Sax consultó la carta cromática que utilizaba desde hacía mucho tiempo para identificar los colores. Maya dio un respingo al verla, pero él siguió estudiando su muñeca de todos modos y comparó varios cuadros de muestra con el cielo.
—Necesitamos una pantalla más grande. —Y al fin encontraron uno que parecía coincidir: violeta claro. O algo entre violeta claro y violeta pálido.

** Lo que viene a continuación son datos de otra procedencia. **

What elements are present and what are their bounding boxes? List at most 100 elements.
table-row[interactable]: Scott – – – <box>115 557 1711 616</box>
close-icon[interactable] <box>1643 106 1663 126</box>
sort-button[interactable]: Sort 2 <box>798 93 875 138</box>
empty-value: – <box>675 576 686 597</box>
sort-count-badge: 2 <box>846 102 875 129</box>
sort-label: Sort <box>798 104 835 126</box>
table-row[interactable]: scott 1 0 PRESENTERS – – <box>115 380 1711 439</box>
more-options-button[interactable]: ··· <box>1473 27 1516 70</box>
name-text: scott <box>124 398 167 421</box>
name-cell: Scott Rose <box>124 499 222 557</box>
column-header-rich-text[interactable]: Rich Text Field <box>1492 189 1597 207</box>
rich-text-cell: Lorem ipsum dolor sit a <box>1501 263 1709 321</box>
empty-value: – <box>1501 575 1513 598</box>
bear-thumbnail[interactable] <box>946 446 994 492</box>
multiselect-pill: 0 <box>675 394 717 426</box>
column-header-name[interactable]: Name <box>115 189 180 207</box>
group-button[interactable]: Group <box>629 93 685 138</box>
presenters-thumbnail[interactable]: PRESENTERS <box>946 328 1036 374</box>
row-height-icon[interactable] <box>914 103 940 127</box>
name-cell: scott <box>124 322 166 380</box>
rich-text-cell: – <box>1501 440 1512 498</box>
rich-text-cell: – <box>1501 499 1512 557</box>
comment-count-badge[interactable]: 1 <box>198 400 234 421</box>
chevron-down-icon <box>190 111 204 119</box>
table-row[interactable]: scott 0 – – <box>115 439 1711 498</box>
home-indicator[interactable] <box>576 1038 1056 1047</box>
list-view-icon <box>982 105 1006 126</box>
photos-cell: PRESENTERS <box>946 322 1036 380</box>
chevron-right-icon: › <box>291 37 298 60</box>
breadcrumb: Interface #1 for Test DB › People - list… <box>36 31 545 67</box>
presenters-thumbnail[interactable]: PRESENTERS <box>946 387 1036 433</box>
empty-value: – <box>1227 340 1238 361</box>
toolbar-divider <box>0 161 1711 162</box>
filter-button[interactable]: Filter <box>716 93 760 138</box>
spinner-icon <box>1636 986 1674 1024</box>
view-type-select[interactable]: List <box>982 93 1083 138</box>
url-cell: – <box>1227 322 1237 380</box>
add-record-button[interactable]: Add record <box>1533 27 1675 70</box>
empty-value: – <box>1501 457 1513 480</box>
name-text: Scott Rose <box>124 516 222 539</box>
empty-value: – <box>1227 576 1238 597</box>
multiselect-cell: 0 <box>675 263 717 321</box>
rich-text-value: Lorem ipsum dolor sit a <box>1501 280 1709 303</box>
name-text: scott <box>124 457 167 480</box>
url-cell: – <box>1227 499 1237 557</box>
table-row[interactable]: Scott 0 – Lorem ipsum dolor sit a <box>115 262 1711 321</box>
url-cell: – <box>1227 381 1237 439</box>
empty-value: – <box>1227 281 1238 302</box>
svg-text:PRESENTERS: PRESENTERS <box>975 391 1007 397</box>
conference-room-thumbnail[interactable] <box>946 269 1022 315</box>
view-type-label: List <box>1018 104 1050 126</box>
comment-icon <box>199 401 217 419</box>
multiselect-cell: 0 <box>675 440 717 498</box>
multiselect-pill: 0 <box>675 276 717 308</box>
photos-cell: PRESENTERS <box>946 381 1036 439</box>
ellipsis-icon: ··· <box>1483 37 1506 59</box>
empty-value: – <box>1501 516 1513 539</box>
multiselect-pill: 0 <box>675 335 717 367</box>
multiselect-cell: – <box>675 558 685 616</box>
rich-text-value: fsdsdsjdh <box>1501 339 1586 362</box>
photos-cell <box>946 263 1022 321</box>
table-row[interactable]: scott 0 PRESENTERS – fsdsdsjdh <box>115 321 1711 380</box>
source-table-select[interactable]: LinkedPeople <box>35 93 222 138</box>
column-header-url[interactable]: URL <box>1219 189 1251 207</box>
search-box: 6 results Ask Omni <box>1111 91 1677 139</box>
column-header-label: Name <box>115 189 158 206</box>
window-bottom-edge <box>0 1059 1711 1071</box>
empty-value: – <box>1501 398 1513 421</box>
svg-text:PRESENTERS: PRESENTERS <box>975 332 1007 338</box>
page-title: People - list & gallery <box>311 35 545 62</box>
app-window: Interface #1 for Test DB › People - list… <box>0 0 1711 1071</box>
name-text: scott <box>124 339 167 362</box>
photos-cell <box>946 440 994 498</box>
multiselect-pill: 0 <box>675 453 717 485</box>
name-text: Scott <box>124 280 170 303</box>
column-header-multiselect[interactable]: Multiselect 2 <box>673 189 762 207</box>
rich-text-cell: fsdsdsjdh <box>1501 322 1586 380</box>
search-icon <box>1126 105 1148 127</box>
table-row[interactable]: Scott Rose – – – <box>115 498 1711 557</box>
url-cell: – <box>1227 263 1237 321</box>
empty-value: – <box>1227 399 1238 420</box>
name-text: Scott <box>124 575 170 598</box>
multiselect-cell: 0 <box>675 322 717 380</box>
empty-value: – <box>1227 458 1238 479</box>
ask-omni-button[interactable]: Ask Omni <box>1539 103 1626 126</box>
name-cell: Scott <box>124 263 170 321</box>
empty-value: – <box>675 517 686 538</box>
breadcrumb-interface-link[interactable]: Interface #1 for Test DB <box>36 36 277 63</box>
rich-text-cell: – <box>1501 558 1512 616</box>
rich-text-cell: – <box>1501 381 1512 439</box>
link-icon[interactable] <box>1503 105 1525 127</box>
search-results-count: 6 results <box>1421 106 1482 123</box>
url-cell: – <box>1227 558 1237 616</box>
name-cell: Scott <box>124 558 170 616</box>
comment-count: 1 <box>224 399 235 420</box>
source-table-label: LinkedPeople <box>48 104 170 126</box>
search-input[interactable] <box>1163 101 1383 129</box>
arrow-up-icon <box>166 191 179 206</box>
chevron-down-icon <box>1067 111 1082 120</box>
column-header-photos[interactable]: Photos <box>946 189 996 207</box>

A partir de entonces aquél se convirtió en un hobby compartido. Era notable el variado colorido de los crepúsculos de Odessa, que afectaban el cielo, el mar, las paredes blanqueadas de la ciudad. Una variedad infinita para la que faltaban nombres. La pobreza del lenguaje en esta área no dejaba de sorprender a Sax, por no hablar de la pobreza de la carta cromática. El ojo podía distinguir unos diez millones de tonalidades distintas, leyó; el libro de consulta que él utilizaba contenía 1.266 muestras, y sólo una pequeña fracción de éstas tenía nombre. Así que muchas tardes mantenían en alto sus brazos y contrastaban diferentes colores con el cielo, y con frecuencia, cuando encontraban uno que se correspondía, no tenía nombre. En esos casos los improvisaban: 2 de octubre, el undécimo naranja, púrpura del afelio, hoja de limón, casi verde, barba de Arkadi. A Maya se le ocurrían infinidad de apelativos. Y en las raras ocasiones en que encontraban una muestra nominada para el color del cielo aprendían el significado de una nueva palabra, lo que satisfacía a Sax profundamente. Pero en la franja comprendida entre el azul y el rojo el inglés era increíblemente parco, no estaba preparado para Marte. Una tarde después de un crepúsculo malva, consultaron la carta metodicamente, sólo para comprobar: púrpura, magenta, lila, amaranto, berenjena, malva, amatista, ciruela, violáceo, violeta, heliotropo, clemátide, lavanda, índigo, jacinto, ultramarino... y llegaron a los prolijos azules. Pero para la gama rojo-azul eso era todo si se dejaban de lado las adjetivaciones: violeta real, lavanda agrisado, etcétera.
Una tarde despejada, cuando el sol se había puesto detrás de los Hellespontus aunque seguía iluminando el aire sobre el mar, el cielo adquirió un color familiar mezcla de naranja, rojizo y marrón. Maya lo asió del brazo y exclamó:
—¡Ése es el naranja marciano, mira, ése es el color del planeta visto desde el espacio, lo que vimos desde el
Ares
! ¡Mira! Deprisa, ¿qué color es ése, qué color es?
Consultaron la carta.
—Rojo paprika. Rojo tomate. Rojo oxidado, tendría que ser éste. Después de todo es la afinidad del hierro con el oxígeno lo que forma ese color.
—Pero es mucho más oscuro, fíjate.
—Es cierto.
—Rojo pardo.
—Pardo rojizo.
Cinamomo, siena, naranja pérsico, tostado, camello, marrón oxidado, Sahara, naranja cromo... Se echaron a reír. No acababan de encontrarlo.
—Lo llamaremos naranja marciano —decidió Maya.
—De acuerdo. Pero fíjate cuántos nombres hay para esos colores en comparación con los que se refieren a los púrpuras. ¿Por qué será?
Maya se encogió de hombros. Sax leyó el material explicativo que acompañaba a la carta para ver si aclaraba algo.
—Ah, al parecer los bastoncillos de la retina captan mejor los tres colores primarios, y por eso las gamas cercanas a ellos tienen tantas distinciones. —Entonces, en la semipenumbra purpúrea, tropezó con una frase que lo sorprendió tanto que la leyó en voz alta:— El rojo y el verde forman un par en el que no pueden percibirse simultáneamente como componentes del mismo color.
—No es cierto —apostilló Maya de inmediato—. Eso es porque utilizan un círculo de colores y esos dos se oponen.
—¿Qué quieres decir? ¿Que hay otros colores además de ésos?
—Pues claro. Los colores de los artistas; si pones una mancha de rojo y otra de verde, obtienes un color que no es ni rojo ni verde.